Valproate, thalidomide and alcohol influence proliferation of various cells [53, 6468]. Therefore, changes in the number of trophoblasts caused by these teratogens during the migration assay may influence the healing rates of the wounds. To examine the extent of this possibility, efficacy of low and high concentrations of teratogens on the number of trophoblasts was tested in a time frame relevant to the early phase of healing (3 and 12 h), when the migration rates were rapid. Data obtained indicated that changes in cell numbers due to treatments were mild and significant only at low concentrations of thalidomide or both at low and high concentrations of alcohol. Therefore, treatment of cells with these drugs is not likely to influence the migration rate of trophoblasts robustly. Besides, changes in the number of cells did not correlate with changes in the migration rate of cells. For instance, 12 h of treatment with 25 μM thalidomide increased the cell numbers significantly, but the migration of cells at this concentration was inhibited. Similarly, alcohol at low concentration increased the number of cells more than those treated with high concentration for 12 h, while the migration rate of cells in monolayer wounds was accelerated more by high concentration of alcohol during 3 to 12 h.
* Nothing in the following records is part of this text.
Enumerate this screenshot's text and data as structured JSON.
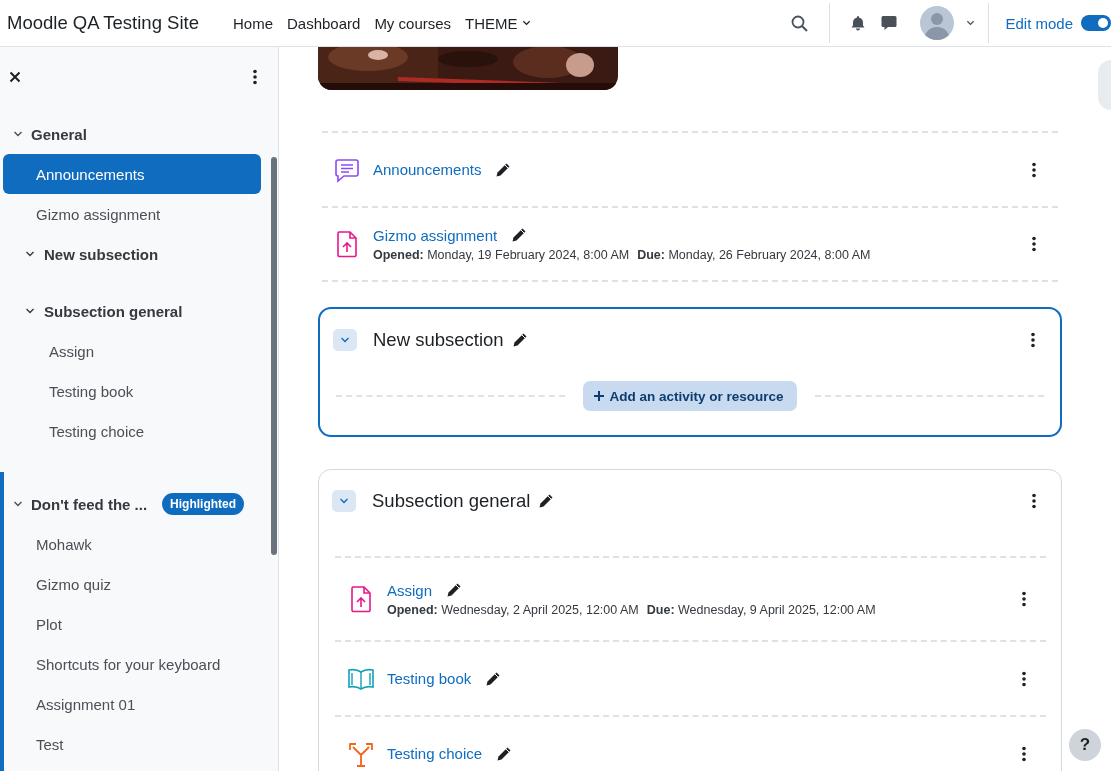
{
  "site_name": "Moodle QA Testing Site",
  "nav": [
    {
      "label": "Home",
      "kind": "link"
    },
    {
      "label": "Dashboard",
      "kind": "link"
    },
    {
      "label": "My courses",
      "kind": "link"
    },
    {
      "label": "THEME",
      "kind": "dropdown"
    }
  ],
  "edit_mode": {
    "label": "Edit mode",
    "on": true
  },
  "course_index": [
    {
      "title": "General",
      "expanded": true,
      "current": false,
      "items": [
        {
          "label": "Announcements",
          "kind": "activity",
          "selected": true
        },
        {
          "label": "Gizmo assignment",
          "kind": "activity",
          "selected": false
        },
        {
          "label": "New subsection",
          "kind": "subsection",
          "expanded": true
        },
        {
          "label": "Subsection general",
          "kind": "subsection",
          "expanded": true,
          "children": [
            {
              "label": "Assign",
              "selected": false
            },
            {
              "label": "Testing book",
              "selected": false
            },
            {
              "label": "Testing choice",
              "selected": false
            }
          ]
        }
      ]
    },
    {
      "title": "Don't feed the ...",
      "expanded": true,
      "current": true,
      "badge": "Highlighted",
      "items": [
        {
          "label": "Mohawk",
          "kind": "activity",
          "selected": false
        },
        {
          "label": "Gizmo quiz",
          "kind": "activity",
          "selected": false
        },
        {
          "label": "Plot",
          "kind": "activity",
          "selected": false
        },
        {
          "label": "Shortcuts for your keyboard",
          "kind": "activity",
          "selected": false
        },
        {
          "label": "Assignment 01",
          "kind": "activity",
          "selected": false
        },
        {
          "label": "Test",
          "kind": "activity",
          "selected": false
        }
      ]
    }
  ],
  "content": {
    "activities": [
      {
        "kind": "forum",
        "name": "Announcements"
      },
      {
        "kind": "assign",
        "name": "Gizmo assignment",
        "dates": [
          {
            "label": "Opened:",
            "value": "Monday, 19 February 2024, 8:00 AM"
          },
          {
            "label": "Due:",
            "value": "Monday, 26 February 2024, 8:00 AM"
          }
        ]
      }
    ],
    "subsections": [
      {
        "title": "New subsection",
        "selected": true,
        "expanded": true,
        "add_button": "Add an activity or resource"
      },
      {
        "title": "Subsection general",
        "selected": false,
        "expanded": true,
        "activities": [
          {
            "kind": "assign",
            "name": "Assign",
            "dates": [
              {
                "label": "Opened:",
                "value": "Wednesday, 2 April 2025, 12:00 AM"
              },
              {
                "label": "Due:",
                "value": "Wednesday, 9 April 2025, 12:00 AM"
              }
            ]
          },
          {
            "kind": "book",
            "name": "Testing book"
          },
          {
            "kind": "choice",
            "name": "Testing choice"
          }
        ]
      }
    ]
  },
  "help_button": "?"
}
These observations suggest that changes in the migration rate of cells were not influenced significantly by differences in proliferation rates induced by treatments, at least during the initial 12 h of incubation.
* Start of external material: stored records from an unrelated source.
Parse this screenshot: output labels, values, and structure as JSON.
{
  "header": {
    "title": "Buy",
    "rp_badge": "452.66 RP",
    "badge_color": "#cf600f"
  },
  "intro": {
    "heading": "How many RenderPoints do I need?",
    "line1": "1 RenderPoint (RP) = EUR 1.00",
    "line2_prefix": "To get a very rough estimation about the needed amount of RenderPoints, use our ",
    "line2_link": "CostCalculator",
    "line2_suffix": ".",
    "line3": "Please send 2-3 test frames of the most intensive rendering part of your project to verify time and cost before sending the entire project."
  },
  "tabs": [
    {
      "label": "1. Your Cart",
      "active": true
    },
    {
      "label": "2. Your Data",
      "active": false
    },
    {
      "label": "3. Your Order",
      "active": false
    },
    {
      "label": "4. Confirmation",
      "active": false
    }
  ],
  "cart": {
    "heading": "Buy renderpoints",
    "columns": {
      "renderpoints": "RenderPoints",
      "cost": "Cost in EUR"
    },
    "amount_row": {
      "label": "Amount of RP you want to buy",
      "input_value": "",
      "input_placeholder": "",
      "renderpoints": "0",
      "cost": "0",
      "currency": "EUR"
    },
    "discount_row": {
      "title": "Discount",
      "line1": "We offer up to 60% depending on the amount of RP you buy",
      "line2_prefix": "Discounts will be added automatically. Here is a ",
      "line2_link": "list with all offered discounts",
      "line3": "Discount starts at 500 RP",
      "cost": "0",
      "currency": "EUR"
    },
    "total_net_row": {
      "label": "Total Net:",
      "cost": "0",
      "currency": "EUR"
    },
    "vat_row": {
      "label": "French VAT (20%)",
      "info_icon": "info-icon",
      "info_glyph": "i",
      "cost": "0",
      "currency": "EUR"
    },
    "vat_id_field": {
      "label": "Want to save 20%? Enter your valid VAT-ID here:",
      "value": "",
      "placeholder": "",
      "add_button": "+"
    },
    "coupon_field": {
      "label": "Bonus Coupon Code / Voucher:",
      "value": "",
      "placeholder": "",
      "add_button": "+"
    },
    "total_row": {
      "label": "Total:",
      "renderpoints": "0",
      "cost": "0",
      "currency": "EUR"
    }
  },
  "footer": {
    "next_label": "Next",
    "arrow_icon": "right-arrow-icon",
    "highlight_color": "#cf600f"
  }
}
It is possible that in vivo effects of drugs on the migration and proliferation of trophoblasts may not be the same as those observed in this cell line tested in vitro. For instance, valproate inhibits human sperm motility differently in vivo as compared to in vitro conditions [69]. Maternal genotype regulating metabolism of drugs and alcohol may also influence the outcome [47, 70]. In addition, the direct action of teratogens tested on cells in culture may not be same as those occurring due to the drug or alcohol and their metabolites in vivo. Therefore, data obtained in vitro will require verification in control and drug-exposed human placentas of different genotypes.
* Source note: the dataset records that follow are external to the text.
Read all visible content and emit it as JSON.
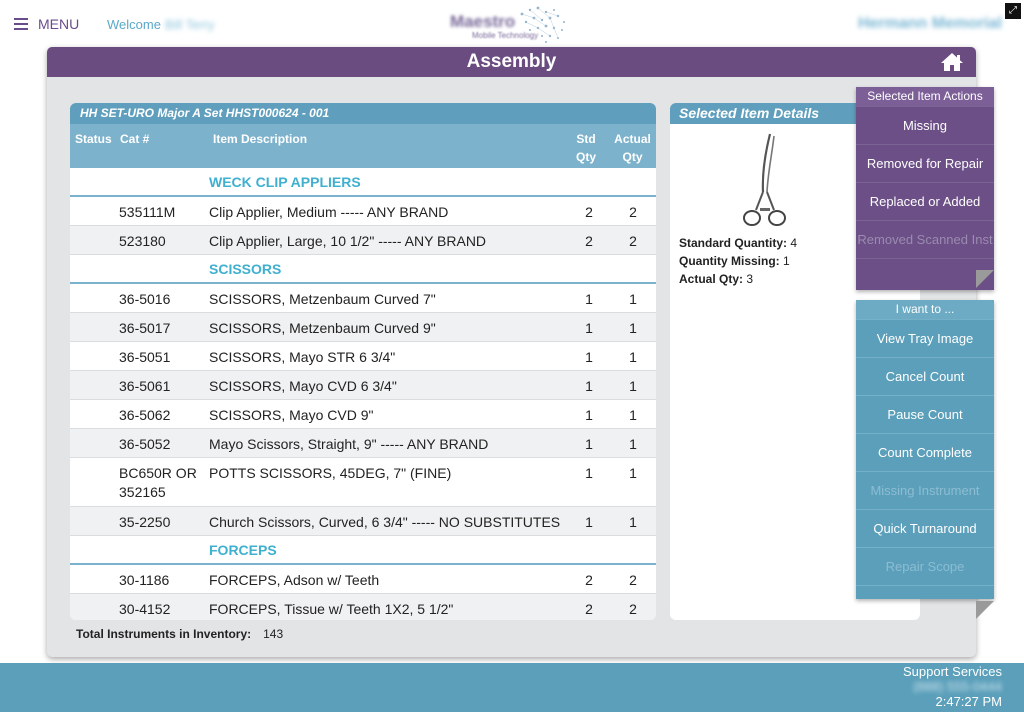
{
  "topbar": {
    "menu_label": "MENU",
    "welcome_label": "Welcome",
    "user_name": "Bill Terry",
    "logo_title": "Maestro",
    "logo_subtitle": "Mobile Technology",
    "hospital_name": "Hermann Memorial"
  },
  "panel": {
    "title": "Assembly"
  },
  "tray": {
    "title": "HH SET-URO Major A Set HHST000624 - 001",
    "columns": {
      "status": "Status",
      "cat": "Cat #",
      "desc": "Item Description",
      "std_qty": "Std Qty",
      "actual_qty": "Actual Qty"
    },
    "groups": [
      {
        "name": "WECK CLIP APPLIERS",
        "items": [
          {
            "cat": "535111M",
            "desc": "Clip Applier, Medium ----- ANY BRAND",
            "std": "2",
            "act": "2"
          },
          {
            "cat": "523180",
            "desc": "Clip Applier, Large, 10 1/2\" ----- ANY BRAND",
            "std": "2",
            "act": "2"
          }
        ]
      },
      {
        "name": "SCISSORS",
        "items": [
          {
            "cat": "36-5016",
            "desc": "SCISSORS, Metzenbaum Curved 7\"",
            "std": "1",
            "act": "1"
          },
          {
            "cat": "36-5017",
            "desc": "SCISSORS, Metzenbaum Curved 9\"",
            "std": "1",
            "act": "1"
          },
          {
            "cat": "36-5051",
            "desc": "SCISSORS, Mayo STR 6 3/4\"",
            "std": "1",
            "act": "1"
          },
          {
            "cat": "36-5061",
            "desc": "SCISSORS, Mayo CVD 6 3/4\"",
            "std": "1",
            "act": "1"
          },
          {
            "cat": "36-5062",
            "desc": "SCISSORS, Mayo CVD 9\"",
            "std": "1",
            "act": "1"
          },
          {
            "cat": "36-5052",
            "desc": "Mayo Scissors, Straight, 9\" ----- ANY BRAND",
            "std": "1",
            "act": "1"
          },
          {
            "cat": "BC650R OR",
            "cat2": "352165",
            "desc": "POTTS SCISSORS, 45DEG, 7\" (FINE)",
            "std": "1",
            "act": "1"
          },
          {
            "cat": "35-2250",
            "desc": "Church Scissors, Curved, 6 3/4\" ----- NO SUBSTITUTES",
            "std": "1",
            "act": "1"
          }
        ]
      },
      {
        "name": "FORCEPS",
        "items": [
          {
            "cat": "30-1186",
            "desc": "FORCEPS, Adson w/ Teeth",
            "std": "2",
            "act": "2"
          },
          {
            "cat": "30-4152",
            "desc": "FORCEPS, Tissue w/ Teeth 1X2, 5 1/2\"",
            "std": "2",
            "act": "2"
          }
        ]
      }
    ],
    "total_label": "Total Instruments in Inventory:",
    "total_value": "143"
  },
  "details": {
    "title": "Selected Item Details",
    "standard_label": "Standard Quantity:",
    "standard_value": "4",
    "missing_label": "Quantity Missing:",
    "missing_value": "1",
    "actual_label": "Actual Qty:",
    "actual_value": "3"
  },
  "item_actions": {
    "title": "Selected Item Actions",
    "items": [
      {
        "label": "Missing",
        "enabled": true
      },
      {
        "label": "Removed for Repair",
        "enabled": true
      },
      {
        "label": "Replaced or Added",
        "enabled": true
      },
      {
        "label": "Removed Scanned Inst",
        "enabled": false
      }
    ]
  },
  "i_want_to": {
    "title": "I want to ...",
    "items": [
      {
        "label": "View Tray Image",
        "enabled": true
      },
      {
        "label": "Cancel Count",
        "enabled": true
      },
      {
        "label": "Pause Count",
        "enabled": true
      },
      {
        "label": "Count Complete",
        "enabled": true
      },
      {
        "label": "Missing Instrument",
        "enabled": false
      },
      {
        "label": "Quick Turnaround",
        "enabled": true
      },
      {
        "label": "Repair Scope",
        "enabled": false
      }
    ]
  },
  "footer": {
    "support_label": "Support Services",
    "phone": "(888) 555-0444",
    "time": "2:47:27 PM"
  },
  "colors": {
    "purple": "#6a4c80",
    "teal": "#5f9fbd",
    "group_heading": "#3fb0cf"
  },
  "icons": [
    "hamburger-icon",
    "home-icon",
    "expand-icon"
  ]
}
One of the likely consequences of poor trophoblast migration and invasion is the development of preeclampsia. Increased risk of preeclampsia due to valproate therapy is reported [71], but no association between thalidomide exposure or maternal alcohol drinking with preeclampsia is known so far. Therefore, it is likely that disturbances in the development of placenta due to changes in the invasiveness of trophoblast may not be the sole determining factors for the risk of preeclampsia. Of the three teratogens tested in this study, only valproate may influence these additional factor/s.

Conclusion

All teratogens tested in this study are known to change the development and function of the placenta in human and animal models (see Introduction). Results from this study suggest that these placental pathologies may partly be due to alterations in the migration rate of trophoblasts by drugs or alcohol exposure, possibly mediated by changes in the expression levels of α5β1 integrin receptors in the trophoblast. Because wounds finally heal even under treated conditions, it is anticipated that trophoblasts attain their destination despite prenatal exposure to valproate, thalidomide or alcohol. Therefore, it is the temporal changes in the interaction of trophoblasts with the external milieu resulting from its altered pace of invasion that possibly adds to the placental anomaly.